Review: 42 Offers a Nice, Pleasant Version of Jackie Robinson's Story

The closest 42 comes to revealing anything about the actual personality or character of Jackie Robinson -- the first black player in Major League Baseball -- is when he privately expresses frustration at being beholden to someone for a kindness. "I don't like needing anyone for anything," he says. It's like the classic job interview scenario. What's my biggest weakness? Well, sometimes I'm too good at being independent and self-sufficient.

Not that I expected (or wanted) a movie about the dissolution of baseball's color barrier to dwell on Robinson's personal shortcomings. You go into a film like this anticipating a pleasant, shiny history lesson and some warm feelings about how a noble spirit embiggens the smallest man, etc. 42 delivers on that, more or less. And besides, I don't know anything about Jackie Robinson as a person. Maybe he WAS a flawless human being with no interesting imperfections.

But surely writer/director Brian Helgeland (A Knight's Tale, The Order) could have found more drama in this inherently dramatic story than is on display here. Robinson, played by charismatic big-screen newcomer Chadwick Boseman, is in the Negro Leagues in 1945 when Brooklyn Dodgers general manager Branch Rickey (Harrison Ford, in bushy eyebrows and a comedic "old coot" voice that's a mixture of John Goodman and Clint Eastwood) comes calling. A devout, Bible-quoting Methodist, Rickey has moral objections to baseball's unwritten rule against black players, and economic ones, too: "Dollars aren't black or white," he says. "They're green." There are lots of black folks in New York, and you can bet more of them will come out to Dodger games if the Dodgers are the first team to hire a black player.

What Rickey needs is a Jesus-like figure who can not only play baseball really well but also withstand the taunts, abuse, and scrutiny without fighting back. Rickey knows, and he convinces Robinson, that even justified self-defense against bigots in the stands and dugouts will reflect poorly on Robinson in the public's mind. People will remember that he yelled at a guy, not that the guy insulted him first. Robinson agrees to turn the other cheek.

Is this hard for him to do? Yes, but like most elements of the film, it's conveyed in one simple, easily digestible scene, without much drama. The Phillies' manager, Ben Chapman (Alan Tudyk), stands near his dugout while Robinson is at bat, yelling the N-word at him over and over again. (I can picture Tudyk's agent: "You have 300 words of dialogue in the script, and 275 of them are "n*****.") Robinson controls his anger, then walks into the tunnel under the stands and smashes his bat against the concrete wall in fury and frustration. That aspect of the story has been checked off. Moving on!

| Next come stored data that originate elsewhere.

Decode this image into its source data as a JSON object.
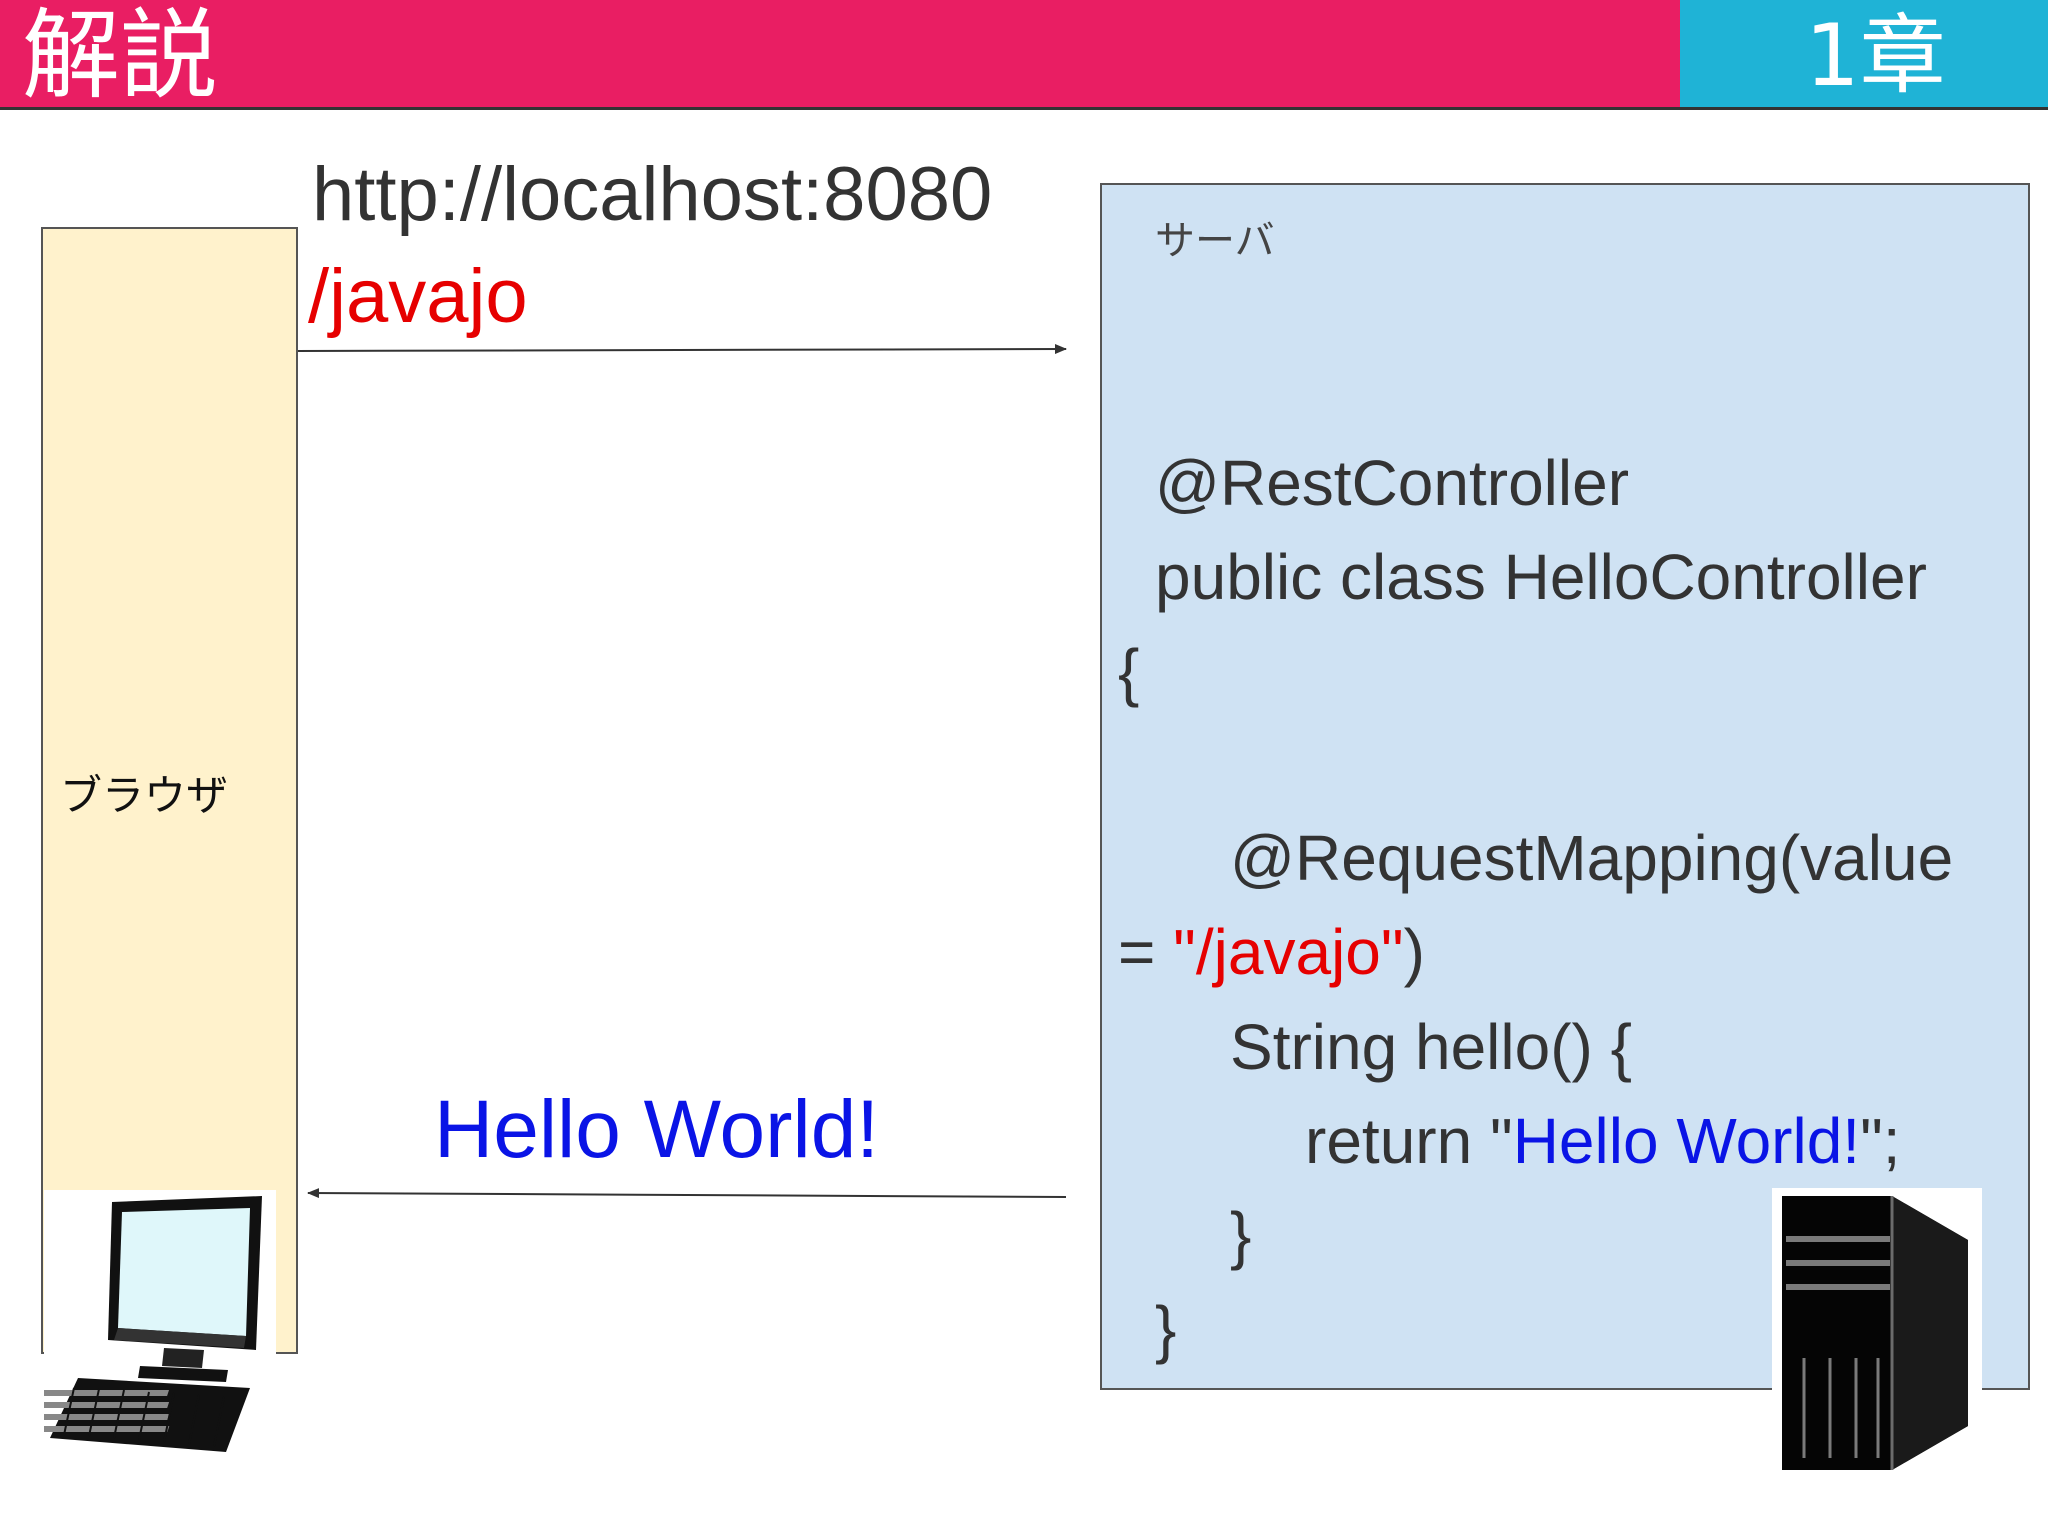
{
  "header": {
    "title": "解説",
    "chapter": "1章",
    "colors": {
      "title_bg": "#e91e63",
      "chapter_bg": "#1fb3d6"
    }
  },
  "browser": {
    "label": "ブラウザ",
    "icon": "desktop-computer-icon"
  },
  "server": {
    "label": "サーバ",
    "icon": "server-tower-icon"
  },
  "request": {
    "url_host": "http://localhost:8080",
    "url_path": "/javajo"
  },
  "response": {
    "text": "Hello World!"
  },
  "code": {
    "line1": "@RestController",
    "line2": "public class HelloController",
    "line3": "{",
    "line4": "@RequestMapping(value",
    "line5_prefix": "= ",
    "line5_string": "\"/javajo\"",
    "line5_suffix": ")",
    "line6": "String hello() {",
    "line7_prefix": "return \"",
    "line7_string": "Hello World!",
    "line7_suffix": "\";",
    "line8": "}",
    "line9": "}"
  }
}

But some of Robinson's early scenes give Boseman a chance to shine. One of the best involves Robinson's first time at bat for the Dodgers' minor-league affiliate, when he gets on base and immediately starts testing the limits of what he can get away with. Boseman's playfulness is a joy to watch, and the sequence hints at Robinson's stubborn, mischievous streak. It's gone all too soon.

Still, to criticize 42 very harshly would be like kicking a puppy. It's too nice, too well-meaning to warrant dislike. Robinson's fellow Dodgers, including Pee Wee Reese (Lucas Black) and Ralph Branca (Hamish Linklater), support him nicely against the objections of the bigoted players, who all get their comeuppance, you can be sure. The obstacles Robinson faces are presented as minor hurdles, with Robinson's ability to overcome them a foregone conclusion. Perhaps fearful of being disrespectful, Helgeland is instead overly cautious, refusing to dwell on the hardships for more than a moment before he handles them. There's very little dramatic tension, but hey, it's a nice story about nice people who do nice things.


42 opens wide in theaters across North America on April 12.